Struck Post-Judgment Motions & the Appeal Deadline


The Fifth Circuit used Rule 83 to hold that a struck post-judgment motion reset the start of the appeal clock. But it would have been easier to say that striking a post-judgment motion is still “disposing of” that motion under Rule 4(a)(4).


After a district court enters its final judgment, civil litigants normally have 30 days to file their notice of appeal. But certain events—including the timely filing of certain post-judgment motions—can reset the appeal clock. When a litigant timely files one of these motions, the time to appeal runs from the district court’s decision disposing of that motion. Normally that means an order granting or (more commonly) denying the motion. But what if the district court strikes the motion due to a procedural defect?

In Al-Qarqani v. Saudi Arabian Oil Co., the Fifth Circuit held that an order striking a timely post-judgment motion resets the appeal clock just as much as an order granting or denying that motion. To hold otherwise—as the Tenth Circuit and some unpublished Fifth Circuit decisions have held—would violate Federal Rule of Civil Procedure 83(a)(2)’s prohibition on parties’ losing rights due to violations of rules of form.

But things could have been simpler. Under Federal Rule of Appellate Procedure 4(a)(4), the time to appeal runs from the district court’s decision “disposing of” the last post-judgment motion. An order striking a motion disposes of that motion and thus should be enough to reset the appeal clock. A contrary rule would require litigants to file protective notices of appeal alongside their post-judgment motions, just in case the district court ends up striking those motions.

The Al-Qarqani Litigation

Al-Qarqani involved efforts to enforce an arbitral award against the Saudi Arabian Oil Company (better known as Saudi Aramco). The district court denied the petition for enforcement. Four weeks later, the plaintiffs sought reconsideration under Federal Rule of Civil Procedure 59. About one week after that, the district court struck the motion for reconsideration due to the plaintiffs’ noncompliance with some local rules. (The plaintiffs had not included a certificate stating that they had concurred with opposing counsel, nor had they included a proposed order with their motion.) Twenty-nine days later after the order striking their Rule 59 motion, the plaintiffs filed their notice of appeal.

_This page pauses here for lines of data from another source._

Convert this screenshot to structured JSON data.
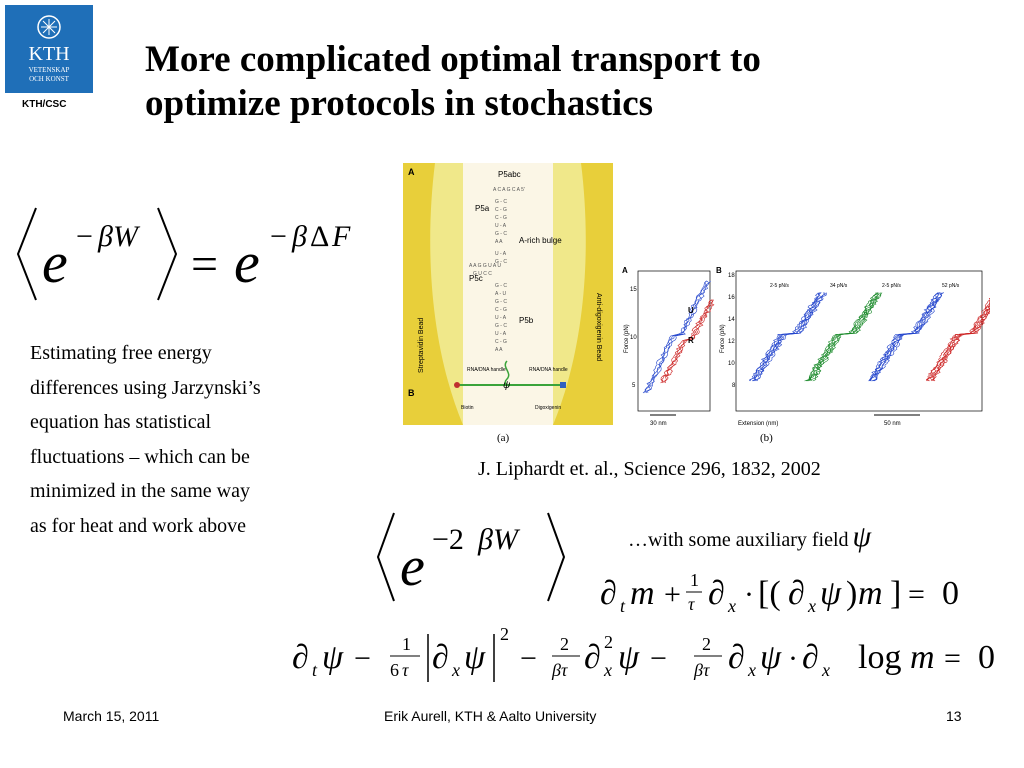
{
  "header": {
    "logo_text": [
      "KTH",
      "VETENSKAP",
      "OCH KONST"
    ],
    "org_label": "KTH/CSC",
    "title": [
      "More complicated optimal transport to",
      "optimize protocols in stochastics"
    ]
  },
  "body": {
    "paragraph": [
      "Estimating free energy",
      "differences using Jarzynski’s",
      "equation has statistical",
      "fluctuations – which can be",
      "minimized in the same way",
      "as for heat and work above"
    ],
    "citation": "J. Liphardt et. al., Science 296, 1832, 2002",
    "aux_text": "…with some auxiliary field"
  },
  "figure": {
    "panel_a_labels": {
      "top": "A",
      "bottom": "B",
      "p5abc": "P5abc",
      "p5a": "P5a",
      "p5c": "P5c",
      "p5b": "P5b",
      "bulge": "A-rich bulge",
      "left_bead": "Streptavidin Bead",
      "right_bead": "Anti-digoxigenin Bead",
      "handle_left": "RNA/DNA handle",
      "handle_right": "RNA/DNA handle",
      "biotin": "Biotin",
      "digoxigenin": "Digoxigenin"
    },
    "panel_b": {
      "label_a": "A",
      "label_b": "B",
      "ylabel": "Force (pN)",
      "xlabel": "Extension (nm)",
      "scale_a": "30 nm",
      "scale_b": "50 nm",
      "marker_u": "U",
      "marker_r": "R",
      "rates": [
        "2-5 pN/s",
        "34 pN/s",
        "2-5 pN/s",
        "52 pN/s"
      ],
      "ticks_a": [
        "15",
        "10",
        "5"
      ],
      "ticks_b": [
        "18",
        "16",
        "14",
        "12",
        "10",
        "8"
      ],
      "colors": {
        "unfold": "#2244cc",
        "refold": "#cc2222",
        "green": "#1a8a2a"
      }
    },
    "caption_a": "(a)",
    "caption_b": "(b)"
  },
  "footer": {
    "date": "March 15, 2011",
    "author": "Erik Aurell, KTH & Aalto University",
    "page": "13"
  }
}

Saudi Aramco sought to dismiss the appeal as untimely. It argued that the district court’s decision striking the post-judgment motion rendered that motion a nullity. And with no post-judgment motion to reset the start of the appeal clock, the time to appeal expired 30 days after the district court’s initial decision.

Rule 83 & Struck Motions

The Fifth Circuit held that the time to appeal ran from the order striking the post-judgment motion. The court noted that some of its unpublished decisions had held that struck motions for reconsideration did not affect the appeal window. The Tenth Circuit has reached the same conclusion. But those decisions, the Al-Qarqani court noted, ignored amendments to Rule 83(a). Rule 83(a)(2) now provides that “[a] local rule imposing a requirement of form must not be enforced in a way that causes a party to lose any right because of a nonwillful failure to comply.” And the local rules that led to the striking of the post-judgment motion in Al-Qarqani were rules of form. Allowing violations of those local rules to affect the appeal timing, the Fifth Circuit concluded, would violate Rule 83.

A Simpler Alternative

Note, the Fifth Circuit could have reached the same decision more easily. Federal Rule of Appellate Procedure 4(a)(4)—which governs resetting the appeal clock—says that the time to appeal runs from “the entry of the order disposing of the last” post-judgment motion. Striking a motion is just as much an order disposing of a motion as is granting or denying it.

The Eleventh Circuit accordingly held in Ruiz v. Wing that a struck post-judgment motion—struck because it was an unauthorized pro se filing by a represented party—restarts the appeal clock. The court noted that “nothing in Rule 4(a)(4) conditions the tolling of time to file a notice of appeal on a merits denial of the relevant motion.” The Seventh Circuit has also held as much, noting that any contrary rule “would create troublesome uncertainty about when a notice of appeal must be filed and would invite sterile litigation over when unsuccessful motions to reconsider were too weak to toll the time to appeal.” Indeed, holding that a struck motion does not restart the appeal clock would encourage litigants to file a protective notice of appeal alongside their post-judgment motions, lest they risk the court later treating the post-judgment motion as a nullity for appeal-timing purposes.

Al-Qarqani v. Saudi Arabian Oil Co., 2021 WL 5711555 (5th Cir. Dec. 2, 2021), available at the Fifth Circuit and Westlaw.